Mistakes and Perfectionism
Like a lot of artistic folks I know, I’m a perfectionist, but only when it comes to what I write or the art I produce. It’s never good enough, so I keep it on the hard drive and never send it out. But I want a life where I am supported by my writing, and the only way to do that is to cut it off, tell myself it’s good enough, and send it on its way.
It feels as though I’ll be cutting off a limb, however. I keep all my written material close to me and unfinished. Well, no, I have finished some things, and sent them out, but they’ve been rejected by the handful of places I’ve sent them to.
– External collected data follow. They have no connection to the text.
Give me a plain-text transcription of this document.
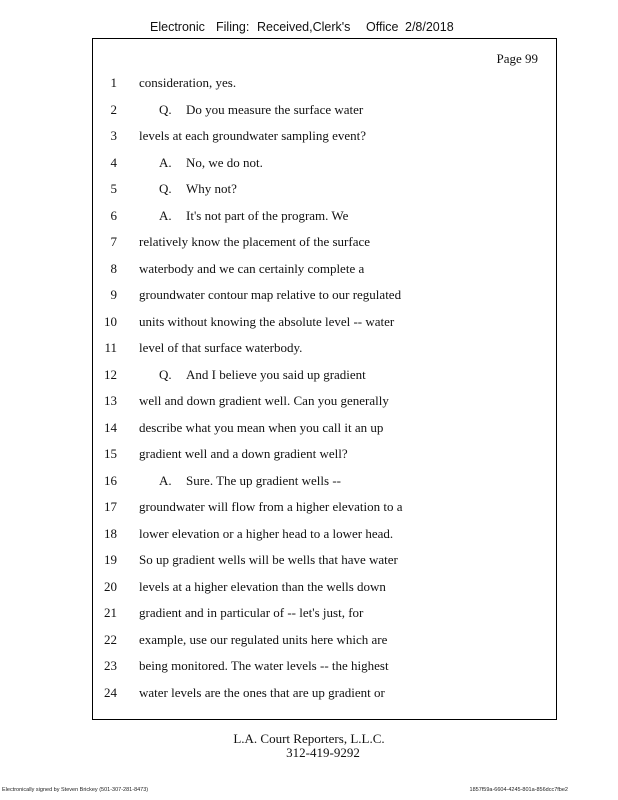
Electronic Filing: Received,Clerk's Office 2/8/2018
Page 99
1 consideration, yes.
2	Q. Do you measure the surface water
3 levels at each groundwater sampling event?
4	A. No, we do not.
5	Q. Why not?
6	A. It's not part of the program. We
7 relatively know the placement of the surface
8 waterbody and we can certainly complete a
9 groundwater contour map relative to our regulated
10 units without knowing the absolute level -- water
11 level of that surface waterbody.
12	Q. And I believe you said up gradient
13 well and down gradient well. Can you generally
14 describe what you mean when you call it an up
15 gradient well and a down gradient well?
16	A. Sure. The up gradient wells --
17 groundwater will flow from a higher elevation to a
18 lower elevation or a higher head to a lower head.
19 So up gradient wells will be wells that have water
20 levels at a higher elevation than the wells down
21 gradient and in particular of -- let's just, for
22 example, use our regulated units here which are
23 being monitored. The water levels -- the highest
24 water levels are the ones that are up gradient or
L.A. Court Reporters, L.L.C.
312-419-9292
Electronically signed by Steven Brickey (501-307-281-8473)	1857f59a-6604-4245-801a-856dcc7fbe2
It’s kind of like my relationship to the dating site I’m on. I kind of don’t want to be in a relationship, but I feel like my life would be improved by the addition of someone to go on dates with. So I put myself out there on the site, and I get email from a variety of men, and I never follow through. It’s a push and a pull simultaneously. I think I’ve somehow convinced myself that men will only want sex and that I won’t be able to find one that doesn’t smell funny.
I’m similarly hard on myself at work, and it isn’t helped at all by a boss who is very critical of the work my team does. She doesn’t hand out compliments, that’s for sure. So I’m always convinced that this is it, she’s going to fire me, and I’m doing a terrible job because I made a mistake. When actually, if you look at my work as a whole I am working very capably and keeping things afloat in the department in my little corner of the world.
That’s the key, what I did in that last paragraph: Look at the work objectively, as if someone else were doing it. And then give myself the appropriate kudos for doing it well. It’s so difficult to do. Somehow self-recrimination comes more easily. I wonder why that is? Is there some kind of reward in the brain for delving into oneself and wallowing in self-criticism? Why not wallow in self-regard? It’s so much easier to see what wrong, I suppose.